Enfin, le texte étudié cette nuit n'allait pas assez loin sur la question de la révision des engagements, ont estimé en chœur les ONG. Pour l'instant, les engagements présentés par les parties – en admettant que ces promesses soient tenues –permettraient d'atteindre une hausse de 2,7 °C des températures d'ici la fin du siècle. D'où l'importance de mettre en place un mécanisme de révision de ces ambitions nationales – particulièrement si l'objectif passe à 1,5 °C. 

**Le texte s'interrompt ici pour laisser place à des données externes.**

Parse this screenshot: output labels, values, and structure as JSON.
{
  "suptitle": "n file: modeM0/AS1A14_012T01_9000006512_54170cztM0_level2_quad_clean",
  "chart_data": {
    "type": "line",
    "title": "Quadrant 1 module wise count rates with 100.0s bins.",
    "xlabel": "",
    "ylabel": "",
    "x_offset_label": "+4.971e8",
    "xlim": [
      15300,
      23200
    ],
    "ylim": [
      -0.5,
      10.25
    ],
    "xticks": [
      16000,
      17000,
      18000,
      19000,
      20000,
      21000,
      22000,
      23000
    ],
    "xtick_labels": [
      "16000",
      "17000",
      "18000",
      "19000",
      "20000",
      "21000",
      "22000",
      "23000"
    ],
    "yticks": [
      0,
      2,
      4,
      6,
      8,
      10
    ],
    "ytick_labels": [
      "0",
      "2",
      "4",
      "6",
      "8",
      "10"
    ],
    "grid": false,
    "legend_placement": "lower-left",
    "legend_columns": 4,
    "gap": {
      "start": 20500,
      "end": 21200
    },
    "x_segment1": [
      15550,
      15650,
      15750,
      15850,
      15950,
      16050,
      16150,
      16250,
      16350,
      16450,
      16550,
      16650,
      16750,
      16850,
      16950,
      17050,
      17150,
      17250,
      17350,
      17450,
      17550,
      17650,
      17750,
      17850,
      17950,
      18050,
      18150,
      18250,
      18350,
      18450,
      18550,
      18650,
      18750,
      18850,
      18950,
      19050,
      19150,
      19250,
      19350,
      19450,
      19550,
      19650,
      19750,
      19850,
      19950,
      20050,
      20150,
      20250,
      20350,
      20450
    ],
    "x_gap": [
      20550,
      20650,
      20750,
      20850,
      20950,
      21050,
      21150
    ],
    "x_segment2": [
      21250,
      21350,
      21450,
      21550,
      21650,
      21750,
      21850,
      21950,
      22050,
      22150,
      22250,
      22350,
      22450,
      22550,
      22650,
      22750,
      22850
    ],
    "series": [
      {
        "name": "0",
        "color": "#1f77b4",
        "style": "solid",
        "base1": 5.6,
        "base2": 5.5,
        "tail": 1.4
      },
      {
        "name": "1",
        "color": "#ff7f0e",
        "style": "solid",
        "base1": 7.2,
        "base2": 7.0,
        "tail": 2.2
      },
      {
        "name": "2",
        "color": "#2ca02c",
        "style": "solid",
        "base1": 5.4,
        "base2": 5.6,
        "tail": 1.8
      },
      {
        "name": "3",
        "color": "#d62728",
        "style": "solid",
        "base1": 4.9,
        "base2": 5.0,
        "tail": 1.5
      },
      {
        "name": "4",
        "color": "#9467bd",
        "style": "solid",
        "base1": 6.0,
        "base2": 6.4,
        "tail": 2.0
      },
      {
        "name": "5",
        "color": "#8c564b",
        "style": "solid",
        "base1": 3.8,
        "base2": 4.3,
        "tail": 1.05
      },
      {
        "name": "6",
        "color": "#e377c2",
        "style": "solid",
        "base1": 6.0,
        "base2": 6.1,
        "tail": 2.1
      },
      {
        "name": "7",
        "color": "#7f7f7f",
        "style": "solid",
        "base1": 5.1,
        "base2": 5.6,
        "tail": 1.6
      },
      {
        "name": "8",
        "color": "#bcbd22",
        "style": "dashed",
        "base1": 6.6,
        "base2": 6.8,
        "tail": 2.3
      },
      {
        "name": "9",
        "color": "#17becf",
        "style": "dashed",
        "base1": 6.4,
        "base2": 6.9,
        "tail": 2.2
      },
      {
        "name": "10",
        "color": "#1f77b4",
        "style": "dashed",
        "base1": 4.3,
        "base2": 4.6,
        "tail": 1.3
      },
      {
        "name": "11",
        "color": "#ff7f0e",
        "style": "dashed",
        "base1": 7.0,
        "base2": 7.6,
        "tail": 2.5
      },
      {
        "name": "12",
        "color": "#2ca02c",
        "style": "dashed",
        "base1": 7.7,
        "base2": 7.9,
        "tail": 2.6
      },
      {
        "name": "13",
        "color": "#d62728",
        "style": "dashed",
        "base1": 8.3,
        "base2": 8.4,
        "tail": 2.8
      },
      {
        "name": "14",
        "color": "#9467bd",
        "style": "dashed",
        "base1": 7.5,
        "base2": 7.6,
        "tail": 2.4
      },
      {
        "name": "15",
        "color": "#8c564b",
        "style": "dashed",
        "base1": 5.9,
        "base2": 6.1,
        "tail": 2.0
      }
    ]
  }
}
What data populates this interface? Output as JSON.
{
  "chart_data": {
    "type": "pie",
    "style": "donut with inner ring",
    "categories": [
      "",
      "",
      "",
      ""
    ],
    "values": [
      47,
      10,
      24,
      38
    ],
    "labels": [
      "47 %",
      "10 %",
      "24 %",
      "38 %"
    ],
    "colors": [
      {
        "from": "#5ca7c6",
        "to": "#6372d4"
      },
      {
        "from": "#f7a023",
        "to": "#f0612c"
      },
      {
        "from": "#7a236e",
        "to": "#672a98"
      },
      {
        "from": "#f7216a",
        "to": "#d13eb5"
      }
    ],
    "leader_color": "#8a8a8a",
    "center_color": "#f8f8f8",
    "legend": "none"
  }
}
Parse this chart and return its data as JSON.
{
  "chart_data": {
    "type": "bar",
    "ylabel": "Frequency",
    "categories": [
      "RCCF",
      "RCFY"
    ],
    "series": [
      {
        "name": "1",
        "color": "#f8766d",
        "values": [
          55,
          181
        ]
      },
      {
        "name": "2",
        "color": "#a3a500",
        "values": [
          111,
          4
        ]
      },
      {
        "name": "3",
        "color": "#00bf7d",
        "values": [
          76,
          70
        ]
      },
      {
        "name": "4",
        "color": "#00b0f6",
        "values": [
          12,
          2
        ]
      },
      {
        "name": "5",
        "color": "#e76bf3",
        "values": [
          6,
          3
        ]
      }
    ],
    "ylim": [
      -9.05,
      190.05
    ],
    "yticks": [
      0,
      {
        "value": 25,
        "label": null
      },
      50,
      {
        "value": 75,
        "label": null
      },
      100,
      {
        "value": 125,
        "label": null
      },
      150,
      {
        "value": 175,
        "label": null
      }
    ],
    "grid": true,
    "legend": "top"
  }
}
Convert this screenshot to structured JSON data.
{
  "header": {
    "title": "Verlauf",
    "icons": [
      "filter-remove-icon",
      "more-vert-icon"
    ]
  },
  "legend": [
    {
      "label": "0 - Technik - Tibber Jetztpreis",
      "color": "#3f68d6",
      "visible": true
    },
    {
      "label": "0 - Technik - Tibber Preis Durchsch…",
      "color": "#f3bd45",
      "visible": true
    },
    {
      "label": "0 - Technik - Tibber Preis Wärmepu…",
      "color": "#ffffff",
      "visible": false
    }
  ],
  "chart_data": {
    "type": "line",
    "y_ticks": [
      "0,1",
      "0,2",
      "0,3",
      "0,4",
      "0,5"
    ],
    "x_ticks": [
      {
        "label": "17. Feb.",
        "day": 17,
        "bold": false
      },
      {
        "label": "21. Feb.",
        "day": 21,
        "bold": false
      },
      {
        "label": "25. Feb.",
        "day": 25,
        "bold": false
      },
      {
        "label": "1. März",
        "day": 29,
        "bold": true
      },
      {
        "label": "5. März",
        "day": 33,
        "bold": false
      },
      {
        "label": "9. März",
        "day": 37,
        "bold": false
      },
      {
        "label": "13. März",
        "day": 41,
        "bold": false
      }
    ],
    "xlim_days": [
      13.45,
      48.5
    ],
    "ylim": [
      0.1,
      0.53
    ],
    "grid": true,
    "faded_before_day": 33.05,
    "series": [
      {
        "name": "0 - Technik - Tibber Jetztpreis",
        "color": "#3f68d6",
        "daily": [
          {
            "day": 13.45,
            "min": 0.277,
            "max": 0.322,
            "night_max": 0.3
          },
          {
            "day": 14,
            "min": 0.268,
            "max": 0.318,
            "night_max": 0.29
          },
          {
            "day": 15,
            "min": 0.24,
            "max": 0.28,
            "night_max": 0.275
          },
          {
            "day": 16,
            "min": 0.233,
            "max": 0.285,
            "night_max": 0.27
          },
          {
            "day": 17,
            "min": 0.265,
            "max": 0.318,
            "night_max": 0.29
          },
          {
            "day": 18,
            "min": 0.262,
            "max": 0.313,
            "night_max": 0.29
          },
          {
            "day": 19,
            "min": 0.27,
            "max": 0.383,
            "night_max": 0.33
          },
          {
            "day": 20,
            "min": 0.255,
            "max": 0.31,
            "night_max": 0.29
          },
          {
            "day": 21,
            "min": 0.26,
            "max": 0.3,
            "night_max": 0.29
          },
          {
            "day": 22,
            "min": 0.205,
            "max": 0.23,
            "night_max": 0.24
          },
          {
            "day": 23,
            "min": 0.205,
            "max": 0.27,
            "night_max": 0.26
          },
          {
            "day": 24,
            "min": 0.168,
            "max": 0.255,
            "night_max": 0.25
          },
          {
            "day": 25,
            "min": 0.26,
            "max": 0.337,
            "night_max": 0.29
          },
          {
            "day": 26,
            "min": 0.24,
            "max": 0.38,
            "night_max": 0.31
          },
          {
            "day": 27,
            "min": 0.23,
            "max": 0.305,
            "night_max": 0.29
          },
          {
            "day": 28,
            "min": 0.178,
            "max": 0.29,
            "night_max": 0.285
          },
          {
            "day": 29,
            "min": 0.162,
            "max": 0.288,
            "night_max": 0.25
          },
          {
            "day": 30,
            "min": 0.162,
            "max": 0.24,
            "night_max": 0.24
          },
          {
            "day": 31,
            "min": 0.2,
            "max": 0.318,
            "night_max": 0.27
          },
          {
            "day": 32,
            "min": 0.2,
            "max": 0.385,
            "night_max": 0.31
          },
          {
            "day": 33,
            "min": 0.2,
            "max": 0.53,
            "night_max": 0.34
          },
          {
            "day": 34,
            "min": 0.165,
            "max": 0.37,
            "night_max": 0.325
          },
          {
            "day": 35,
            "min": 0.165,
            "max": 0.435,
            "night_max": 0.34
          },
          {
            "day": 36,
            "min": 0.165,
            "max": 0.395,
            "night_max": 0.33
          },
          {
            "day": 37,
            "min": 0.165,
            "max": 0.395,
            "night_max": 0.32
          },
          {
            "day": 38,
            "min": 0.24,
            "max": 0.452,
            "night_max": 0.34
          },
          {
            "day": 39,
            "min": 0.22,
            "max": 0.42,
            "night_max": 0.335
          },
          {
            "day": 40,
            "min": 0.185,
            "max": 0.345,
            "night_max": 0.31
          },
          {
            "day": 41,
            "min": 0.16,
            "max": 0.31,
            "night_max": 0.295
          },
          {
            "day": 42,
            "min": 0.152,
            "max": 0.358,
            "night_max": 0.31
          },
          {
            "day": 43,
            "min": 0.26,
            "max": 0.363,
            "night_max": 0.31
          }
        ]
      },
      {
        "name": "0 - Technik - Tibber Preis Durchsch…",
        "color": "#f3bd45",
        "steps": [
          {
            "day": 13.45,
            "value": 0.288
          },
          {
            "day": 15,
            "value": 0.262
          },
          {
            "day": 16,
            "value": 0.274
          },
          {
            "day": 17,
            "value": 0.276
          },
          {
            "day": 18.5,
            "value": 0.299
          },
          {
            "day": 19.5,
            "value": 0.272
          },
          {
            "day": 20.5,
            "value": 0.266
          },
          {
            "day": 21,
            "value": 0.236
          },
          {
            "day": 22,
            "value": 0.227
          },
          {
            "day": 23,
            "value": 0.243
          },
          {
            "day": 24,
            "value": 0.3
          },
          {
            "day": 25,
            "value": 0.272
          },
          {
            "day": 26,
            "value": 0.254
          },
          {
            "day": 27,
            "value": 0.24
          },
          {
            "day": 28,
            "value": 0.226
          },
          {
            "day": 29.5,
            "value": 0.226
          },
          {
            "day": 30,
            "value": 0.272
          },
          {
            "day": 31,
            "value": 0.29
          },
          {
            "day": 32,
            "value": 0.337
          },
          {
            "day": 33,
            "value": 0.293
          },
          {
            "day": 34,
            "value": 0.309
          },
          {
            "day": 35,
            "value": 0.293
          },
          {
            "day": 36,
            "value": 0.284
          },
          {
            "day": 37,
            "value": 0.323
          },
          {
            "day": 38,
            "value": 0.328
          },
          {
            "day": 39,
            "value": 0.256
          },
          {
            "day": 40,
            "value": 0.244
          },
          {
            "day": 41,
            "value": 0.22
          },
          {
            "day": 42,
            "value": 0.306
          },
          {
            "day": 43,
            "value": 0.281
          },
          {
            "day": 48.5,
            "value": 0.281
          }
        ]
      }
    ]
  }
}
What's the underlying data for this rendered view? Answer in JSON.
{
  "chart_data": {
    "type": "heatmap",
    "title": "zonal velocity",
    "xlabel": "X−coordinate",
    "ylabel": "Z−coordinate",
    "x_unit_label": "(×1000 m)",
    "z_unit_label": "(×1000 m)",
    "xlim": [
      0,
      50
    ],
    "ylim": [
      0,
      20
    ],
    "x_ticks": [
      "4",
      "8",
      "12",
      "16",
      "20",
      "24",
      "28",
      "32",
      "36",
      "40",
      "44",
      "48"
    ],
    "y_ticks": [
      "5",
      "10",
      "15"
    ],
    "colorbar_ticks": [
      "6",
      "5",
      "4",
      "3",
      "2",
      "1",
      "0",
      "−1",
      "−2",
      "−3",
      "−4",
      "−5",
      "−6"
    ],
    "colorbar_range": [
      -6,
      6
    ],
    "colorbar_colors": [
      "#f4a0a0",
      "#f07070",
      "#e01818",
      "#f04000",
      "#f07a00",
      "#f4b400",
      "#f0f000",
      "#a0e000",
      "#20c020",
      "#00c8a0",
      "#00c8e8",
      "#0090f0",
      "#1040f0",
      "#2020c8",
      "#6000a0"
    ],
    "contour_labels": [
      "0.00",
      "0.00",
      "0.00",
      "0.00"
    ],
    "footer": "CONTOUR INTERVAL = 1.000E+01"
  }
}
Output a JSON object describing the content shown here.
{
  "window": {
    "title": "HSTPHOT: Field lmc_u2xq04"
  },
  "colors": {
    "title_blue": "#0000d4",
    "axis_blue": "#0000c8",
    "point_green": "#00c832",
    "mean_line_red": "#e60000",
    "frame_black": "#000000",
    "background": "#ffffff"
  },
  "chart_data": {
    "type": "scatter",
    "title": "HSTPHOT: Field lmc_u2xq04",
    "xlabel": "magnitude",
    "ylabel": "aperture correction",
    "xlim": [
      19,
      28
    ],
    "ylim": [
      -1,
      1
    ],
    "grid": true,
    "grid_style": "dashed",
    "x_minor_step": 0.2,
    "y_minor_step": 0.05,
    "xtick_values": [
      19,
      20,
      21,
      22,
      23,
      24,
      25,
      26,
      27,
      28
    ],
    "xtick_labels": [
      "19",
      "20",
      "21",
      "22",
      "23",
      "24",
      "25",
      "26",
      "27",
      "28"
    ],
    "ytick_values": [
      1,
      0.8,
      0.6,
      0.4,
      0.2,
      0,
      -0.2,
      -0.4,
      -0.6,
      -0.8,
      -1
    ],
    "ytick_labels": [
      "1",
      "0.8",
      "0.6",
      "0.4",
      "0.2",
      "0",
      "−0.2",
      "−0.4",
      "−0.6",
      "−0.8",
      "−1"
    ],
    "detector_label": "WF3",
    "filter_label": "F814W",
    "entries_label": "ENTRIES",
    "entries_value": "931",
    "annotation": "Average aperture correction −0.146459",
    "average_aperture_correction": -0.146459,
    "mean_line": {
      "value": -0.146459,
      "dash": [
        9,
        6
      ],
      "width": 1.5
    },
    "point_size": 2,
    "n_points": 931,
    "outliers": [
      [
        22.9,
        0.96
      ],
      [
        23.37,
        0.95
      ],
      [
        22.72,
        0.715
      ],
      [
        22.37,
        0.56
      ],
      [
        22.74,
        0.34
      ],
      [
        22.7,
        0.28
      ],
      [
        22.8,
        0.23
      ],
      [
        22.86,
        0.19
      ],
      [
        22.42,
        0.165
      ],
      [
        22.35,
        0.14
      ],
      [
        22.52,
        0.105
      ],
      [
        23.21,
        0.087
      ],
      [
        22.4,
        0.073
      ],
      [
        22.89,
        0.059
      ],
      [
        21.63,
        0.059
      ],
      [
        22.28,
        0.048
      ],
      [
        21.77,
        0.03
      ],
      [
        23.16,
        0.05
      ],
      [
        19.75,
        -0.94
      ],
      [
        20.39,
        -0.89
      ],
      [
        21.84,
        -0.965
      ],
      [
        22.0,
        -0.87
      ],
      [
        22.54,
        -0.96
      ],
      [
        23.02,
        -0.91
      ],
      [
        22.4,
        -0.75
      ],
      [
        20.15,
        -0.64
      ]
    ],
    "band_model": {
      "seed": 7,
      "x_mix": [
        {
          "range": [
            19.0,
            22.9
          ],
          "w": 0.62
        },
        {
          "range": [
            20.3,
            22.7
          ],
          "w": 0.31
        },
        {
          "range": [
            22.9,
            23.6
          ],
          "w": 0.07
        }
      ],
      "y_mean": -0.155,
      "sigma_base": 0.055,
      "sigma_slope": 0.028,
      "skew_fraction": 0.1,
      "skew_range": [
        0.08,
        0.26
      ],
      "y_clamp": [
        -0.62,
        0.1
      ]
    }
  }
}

Le texte a donc invité les pays à revoir leurs contributions en 2020, avant une première révision obligatoire en 2025. Beaucoup trop tard, ont estimé les ONG, qui ont pointé l'urgence de la situation. Vendredi en début d'après-midi, les pays développés ont accepté de "s'engager à une nouvelle cible quantitative tous les 5 ans", selon une journaliste sur place. "C'est nouveau"

En revanche, l'Inde n'a jamais caché son souhait de voir cette révision intervenir le plus tard possible, afin de ne pas entraver son propre développement économique.